Saturday, June 28, 2014

Catechesis on the Blessed Trinity (Part 4)



Throughout the month of June, in honor of the Unity of the Three Divine Persons, there will be excerpts from the Roman Catechism of the Council of Trent provided for your reflection.

Practical Admonitions Concerning The Mystery Of The Trinity

Since nowhere is a too curious inquiry more dangerous, or error more fatal, than in the knowledge and exposition of this, the most profound and difficult of mysteries, let the pastor teach that the terms nature and person used to express this mystery should be most scrupulously retained; and let the faithful know that unity belongs to essence, and distinction to persons.

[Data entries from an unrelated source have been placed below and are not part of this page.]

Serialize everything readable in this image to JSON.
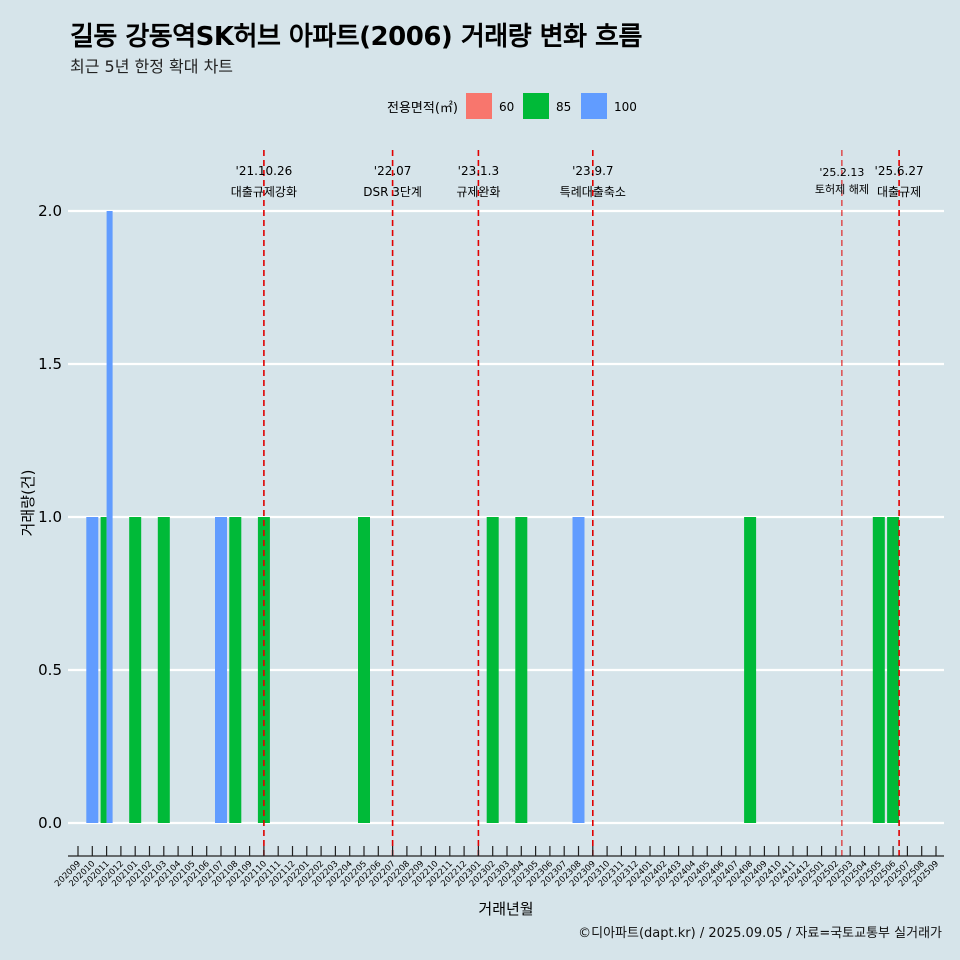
{
  "title": "길동 강동역SK허브 아파트(2006) 거래량 변화 흐름",
  "subtitle": "최근 5년 한정 확대 차트",
  "caption": "©디아파트(dapt.kr) / 2025.09.05 / 자료=국토교통부 실거래가",
  "colors": {
    "background": "#d6e4ea",
    "s60": "#f8766d",
    "s85": "#00ba38",
    "s100": "#619cff",
    "vline": "#e00000",
    "grid": "#ffffff"
  },
  "chart_data": {
    "type": "bar",
    "xlabel": "거래년월",
    "ylabel": "거래량(건)",
    "ylim": [
      0,
      2
    ],
    "yticks": [
      "0.0",
      "0.5",
      "1.0",
      "1.5",
      "2.0"
    ],
    "yticks_values": [
      0,
      0.5,
      1,
      1.5,
      2
    ],
    "grid": true,
    "legend": {
      "title": "전용면적(㎡)",
      "position": "top",
      "entries": [
        "60",
        "85",
        "100"
      ]
    },
    "categories": [
      "202009",
      "202010",
      "202011",
      "202012",
      "202101",
      "202102",
      "202103",
      "202104",
      "202105",
      "202106",
      "202107",
      "202108",
      "202109",
      "202110",
      "202111",
      "202112",
      "202201",
      "202202",
      "202203",
      "202204",
      "202205",
      "202206",
      "202207",
      "202208",
      "202209",
      "202210",
      "202211",
      "202212",
      "202301",
      "202302",
      "202303",
      "202304",
      "202305",
      "202306",
      "202307",
      "202308",
      "202309",
      "202310",
      "202311",
      "202312",
      "202401",
      "202402",
      "202403",
      "202404",
      "202405",
      "202406",
      "202407",
      "202408",
      "202409",
      "202410",
      "202411",
      "202412",
      "202501",
      "202502",
      "202503",
      "202504",
      "202505",
      "202506",
      "202507",
      "202508",
      "202509"
    ],
    "bars": [
      {
        "month": "202010",
        "area": "100",
        "value": 1
      },
      {
        "month": "202011",
        "area": "85",
        "value": 1
      },
      {
        "month": "202011",
        "area": "100",
        "value": 2
      },
      {
        "month": "202101",
        "area": "85",
        "value": 1
      },
      {
        "month": "202103",
        "area": "85",
        "value": 1
      },
      {
        "month": "202107",
        "area": "100",
        "value": 1
      },
      {
        "month": "202108",
        "area": "85",
        "value": 1
      },
      {
        "month": "202110",
        "area": "85",
        "value": 1
      },
      {
        "month": "202205",
        "area": "85",
        "value": 1
      },
      {
        "month": "202302",
        "area": "85",
        "value": 1
      },
      {
        "month": "202304",
        "area": "85",
        "value": 1
      },
      {
        "month": "202308",
        "area": "100",
        "value": 1
      },
      {
        "month": "202408",
        "area": "85",
        "value": 1
      },
      {
        "month": "202505",
        "area": "85",
        "value": 1
      },
      {
        "month": "202506",
        "area": "85",
        "value": 1
      }
    ],
    "events": [
      {
        "month": "202110",
        "date": "'21.10.26",
        "label": "대출규제강화"
      },
      {
        "month": "202207",
        "date": "'22.07",
        "label": "DSR 3단계"
      },
      {
        "month": "202301",
        "date": "'23.1.3",
        "label": "규제완화"
      },
      {
        "month": "202309",
        "date": "'23.9.7",
        "label": "특례대출축소"
      },
      {
        "month": "202502",
        "date": "'25.2.13",
        "label": "토허제 해제"
      },
      {
        "month": "202506",
        "date": "'25.6.27",
        "label": "대출규제"
      }
    ]
  }
}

But these are truths which should not be made the subject of too subtle investigation, when we recollect that he who is a searcher of majesty shall be overwhelmed by glory. We should be satisfied with the assurance and certitude which faith gives us that we have been taught these truths by God Himself, to doubt whose word is the extreme of folly and misery. He has said: Teach ye all nations, baptising them in the name of the Father, and of the Son, and of the Holy Ghost; and again, there are three who give testimony in heaven, the Father, the Word, and the Holy Ghost; and these three are one.

Let him, however, who by the divine bounty believes these truths, constantly beseech and implore God and the Father, who made all things out of nothing, and ordereth an things sweetly, who gave us power to become the sons of God, and who made known to the human mind the mystery of the Trinity let him, I say, pray unceasingly that, admitted one day into the eternal tabernacles, he may be worthy to see how great is the fecundity of the Father, who contemplating and understanding Himself, begot the Son like and equal to Himself, how a love of charity in both, entirely the same and equal, which is the Holy Ghost, proceeding from the Father and the Son, connects the begetter and the begotten by an eternal and indissoluble bond; and that thus the Essence of the Trinity is one and the distinction of the Three Persons perfect.